<1000 bytes: 41.000 items
<10.000 bytes: 21.000 items
< 100.000 bytes: 22.00 items
< 1 MB: 9000 items
< 10 MB: 1000 items
> 10 MB: 20 items
Am Montag, 17. Juni 2019 19:14:49 UTC+2 schrieb Andreas Jung:
>
> min= 425
> max= 103973102
> avg= 604706
>
> The avg size is that high because about 1/4 of the 100.000 documents
> contains binary content.
>
>
> Am Montag, 17. Juni 2019 18:58:36 UTC+2 schrieb Wilfried Gösgens:
>>
>> Hi,
>>
>> can you get some figures of Avg/Min/Max document sizes?
>>
>> On Monday, June 17, 2019 at 4:29:56 PM UTC+2, Andreas Jung wrote:
>>>
>>> Profile:
>>>
>>> Query String:
>>> for doc in import
>>> filter doc._type == 'Image'
>>>
>>> return {path: doc._path, key: doc._key}
>>>
>>> Execution plan:
>>> Id NodeType Calls Items Runtime [s] Comment
>>> 1 SingletonNode 1 1 0.00000 * ROOT
>>> 7 IndexNode 21 20617 84.34365 - FOR doc IN
>>> import /* hash index scan, projections: `_key`, `_path` */
>>> 5 CalculationNode 21 20617 0.05436 - LET #3 = {
>>> "path" : doc.`_path`, "key" : doc.`_key` } /* simple expression */ /*
>>> collections used: doc : import */
>>> 6 ReturnNode 21 20617 0.00017 - RETURN #3
>>>
>>> Indexes used:
>>> By Type Collection Unique Sparse Selectivity Fields
>>> Ranges
>>> 7 hash import false false 0.05 % [ `_type` ]

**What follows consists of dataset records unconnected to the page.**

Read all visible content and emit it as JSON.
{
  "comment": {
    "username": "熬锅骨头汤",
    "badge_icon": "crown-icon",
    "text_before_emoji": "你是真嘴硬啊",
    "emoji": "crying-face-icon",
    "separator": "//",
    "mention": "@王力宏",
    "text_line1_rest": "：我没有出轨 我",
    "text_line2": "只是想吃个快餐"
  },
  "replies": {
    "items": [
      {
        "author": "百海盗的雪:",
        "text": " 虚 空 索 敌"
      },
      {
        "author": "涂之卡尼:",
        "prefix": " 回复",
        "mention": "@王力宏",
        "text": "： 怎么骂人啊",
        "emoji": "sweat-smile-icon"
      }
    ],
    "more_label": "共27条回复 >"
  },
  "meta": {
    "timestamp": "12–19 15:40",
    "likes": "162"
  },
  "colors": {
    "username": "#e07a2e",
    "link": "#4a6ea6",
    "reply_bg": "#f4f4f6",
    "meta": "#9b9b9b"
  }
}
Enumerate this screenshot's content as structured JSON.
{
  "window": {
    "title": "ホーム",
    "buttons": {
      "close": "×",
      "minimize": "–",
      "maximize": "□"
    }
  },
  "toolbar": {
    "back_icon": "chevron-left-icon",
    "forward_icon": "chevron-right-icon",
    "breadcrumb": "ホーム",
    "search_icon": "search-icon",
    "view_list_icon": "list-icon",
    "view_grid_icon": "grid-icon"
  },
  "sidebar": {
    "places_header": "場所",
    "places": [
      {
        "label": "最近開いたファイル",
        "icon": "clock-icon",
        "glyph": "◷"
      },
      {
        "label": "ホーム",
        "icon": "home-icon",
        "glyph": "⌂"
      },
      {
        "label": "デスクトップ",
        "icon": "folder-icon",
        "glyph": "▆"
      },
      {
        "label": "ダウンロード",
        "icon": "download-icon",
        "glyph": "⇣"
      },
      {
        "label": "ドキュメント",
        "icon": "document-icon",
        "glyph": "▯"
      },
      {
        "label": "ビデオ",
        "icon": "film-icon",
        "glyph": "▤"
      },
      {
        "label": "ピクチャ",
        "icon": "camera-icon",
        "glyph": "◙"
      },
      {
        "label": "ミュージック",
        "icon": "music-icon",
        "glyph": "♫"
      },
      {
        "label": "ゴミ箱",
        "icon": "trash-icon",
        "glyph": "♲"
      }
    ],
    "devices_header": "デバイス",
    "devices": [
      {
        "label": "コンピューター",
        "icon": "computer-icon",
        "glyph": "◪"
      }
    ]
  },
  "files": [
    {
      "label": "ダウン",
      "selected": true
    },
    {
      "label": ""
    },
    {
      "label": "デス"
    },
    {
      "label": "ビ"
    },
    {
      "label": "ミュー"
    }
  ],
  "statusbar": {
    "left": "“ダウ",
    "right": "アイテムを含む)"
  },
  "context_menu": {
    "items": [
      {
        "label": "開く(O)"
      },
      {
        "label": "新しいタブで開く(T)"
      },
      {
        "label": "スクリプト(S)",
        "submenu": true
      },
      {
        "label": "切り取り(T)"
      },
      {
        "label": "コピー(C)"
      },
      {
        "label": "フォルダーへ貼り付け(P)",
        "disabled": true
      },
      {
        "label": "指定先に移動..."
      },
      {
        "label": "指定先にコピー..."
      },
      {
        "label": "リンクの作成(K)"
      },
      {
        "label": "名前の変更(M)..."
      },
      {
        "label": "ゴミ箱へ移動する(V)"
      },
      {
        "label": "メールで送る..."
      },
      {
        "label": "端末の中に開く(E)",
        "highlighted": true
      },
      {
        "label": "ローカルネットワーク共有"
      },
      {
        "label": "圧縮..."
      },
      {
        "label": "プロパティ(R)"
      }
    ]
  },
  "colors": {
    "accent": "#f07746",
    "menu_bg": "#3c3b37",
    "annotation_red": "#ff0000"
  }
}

>>> (doc.`_type` == "Image")
>>>
>>> Optimization rules applied:
>>> Id RuleName
>>> 1 move-calculations-up
>>> 2 move-filters-up
>>> 3 move-calculations-up-2
>>> 4 move-filters-up-2
>>> 5 use-indexes
>>> 6 remove-filter-covered-by-index
>>> 7 remove-unnecessary-calculations-2
>>> 8 reduce-extraction-to-projection
>>>
>>> Query Statistics:
>>> Writes Exec Writes Ign Scan Full Scan Index Filtered Exec
>>> Time [s]
>>> 0 0 0 20617 0
>>> 84.40501
>>>
>>> Query Profile:
>>> Query Stage Duration [s]
>>> initializing 0.00000
>>> parsing 0.00020
>>> optimizing ast 0.00001
>>> loading collections 0.00001
>>> instantiating plan 0.00005
>>> optimizing plan 0.00021
>>> executing 84.40415
>>> finalizing 0.00033
>>>
>>>
>>> On Monday, June 17, 2019 at 4:25:51 PM UTC+2, Andreas Jung wrote:
>>>>
>>>> A compound index on _type+_path or _type +_path + _key does not improve
>>>> things.
>>>> The query time is still in the range of 120 to 150 seconds.
>>>>
>>>> Andreas
>>>>
>>>> Am Freitag, 14. Juni 2019 15:01:30 UTC+2 schrieb Wilfried Gösgens:
>>>>>
>>>>> May I get back to my sugestion once more?
>>>>>
>>>>> Could you instead of the index on `_type` create a combined index ot
>>>>> `_type`, `_path` and `_key` ?
>>>>> This should copy these fields into the index, so ArangoDB doesn't have
>>>>> to fetch the (big) documents.
>>>>> I gues fetching and decompressing them is huge.
>>>>>
>>>>> Another suggestion would be to put the payload (You've got base64
>>>>> encoded binary data, right?) into a separate collection, parted of the
>>>>> structural information.
>>>>>
>>>>> Cheers,
>>>>> Willi
>>>>>
>>>>> On Friday, June 14, 2019 at 1:10:44 PM UTC+2, Andreas Jung wrote:
>>>>>>
>>>>>> All _path value are unique, we have about 20 different values for
>>>>>> _type.
>>>>>> I am not sure if I can break down the dataset into something smaller.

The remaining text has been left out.